Then she said, “Sit still, my daughter, until you know how the matter will turn out; for the man will not rest until he has concluded the matter this day.” | Ruth 3:18
I went back to visit the schoolyard where I had spent several years of childhood. The schoolyard with tether-ball and a baseball diamond, hopscotch and red brick walls.
The brick walls seemed higher then — constraining, but safe.
Today, they didn’t seem high at all.
I walked to the bench at the edge of the schoolyard, the invisible boundary line where all the children knew not the cross. The wooden bench, where we discussed our secrets and sorrows. Ahh, sorrows… What did we know of sorrow then?
The things that we thought we would break us.
The fears and dreams of our futures.
Our friends and foes, though at times, we hardly knew which was which.
And in time, many of them proved to be neither; they simply became a part of our memory, so foggy that you wonder if they were ever really there at all.
At what point did this become true?
What are the expectations?
At what point does one deserve this title?
At what point is this taken away?
It was easy as children…
When our minds and actions spoke true.
We learn to shield ourselves from the cold; we brace ourselves for the coldness of words and actions, real or imagined.
Truth and trust are lost, one after another.
And trust, once lost, destroys the roots of friendship.
It uproots it altogether, or slowly wither the roots until one day ,when you lean on the tree and it tumbles over; it was dead, and we didn’t know it.
How do you save it? How do you save a friend? A friendship?
(This wasn’t what I had planned to write at all.)
You teach that we can find the answers in ourselves.
But you see, all that you find in ‘self’ is sorrow.
The depths of our hearts is misery.
It is a black hole of confusion.
The answer is not in the ‘self.’
You had asked for friendship when we were no longer children.
Did I do all that was fit for me to do as a friend?
But this isn’t for me to defend myself.
No, but I am here, friend, to let you see what a friend would do.
(And though the best of friends may fail, He doesn’t.)
He’s a Friend who takes my sorrows and burdens and I can trust that in His hand, that burden is cared for.
The winds of fall and winter have started to blow of late.
I look at the trees in the forest, and wonder if any of them should tumble at the next storm. (Would ours?)

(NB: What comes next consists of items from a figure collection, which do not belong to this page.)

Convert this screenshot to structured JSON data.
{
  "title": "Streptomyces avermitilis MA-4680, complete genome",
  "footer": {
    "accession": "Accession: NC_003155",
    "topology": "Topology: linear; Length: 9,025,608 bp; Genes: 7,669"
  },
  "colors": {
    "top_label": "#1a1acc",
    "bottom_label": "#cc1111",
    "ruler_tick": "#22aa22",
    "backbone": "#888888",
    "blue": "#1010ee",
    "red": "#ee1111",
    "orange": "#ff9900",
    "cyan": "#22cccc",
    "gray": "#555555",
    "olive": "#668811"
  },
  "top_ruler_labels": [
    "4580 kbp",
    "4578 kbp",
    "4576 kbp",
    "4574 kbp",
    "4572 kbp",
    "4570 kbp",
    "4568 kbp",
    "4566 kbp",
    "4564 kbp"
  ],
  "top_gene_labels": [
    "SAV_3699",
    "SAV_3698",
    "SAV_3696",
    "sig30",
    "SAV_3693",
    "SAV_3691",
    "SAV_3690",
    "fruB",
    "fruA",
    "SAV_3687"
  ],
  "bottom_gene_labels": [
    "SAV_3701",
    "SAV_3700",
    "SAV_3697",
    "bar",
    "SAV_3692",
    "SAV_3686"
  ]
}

I’ve told Him about it, my fear for the trees.
He told me He knows, and it’s in His hands.
These days, the wind still blows.
But me, I’m learning to sit still.
—-Matthew Henry on Ruth 3 —-
- To be satisfied in what was done: Sit still, my daughter, till thou know how the matter will fall (Ruth 3:18)–how it is decreed in heaven…
She had done all that was fit for her to do, and now she must patiently wait the issue and not be perplexed about it. Let us learn hence to cast our care upon providence, to follow that and attend the motions of it, composing ourselves into an expectation of the event, with a resolution to acquiesce in it, whatever it be. Sometimes that proves best done for us that is least our own doing. “Sit still, therefore, and see how the matter will fall, and say, Let it fall how it will, I am ready for it.”
- [He], having undertaken this matter, would approve himself a faithful careful friend: He will not be at rest till he have finished the matter. Though it was a busy time with him in his fields and his floor, yet, having undertaken to serve his friend, he would not neglect the business…
Much more reason have good Christians to be careful for nothing, but cast their care on God, because he has promised to care for them: and what need have we to care if he do? Sit still, and see how the matter will fall, for the Lord will perfect that which concerns thee, and will make it to work for good to thee, Ps. 37:4, 5; 138:8. Your strength is to sit still, Isa. 30:7.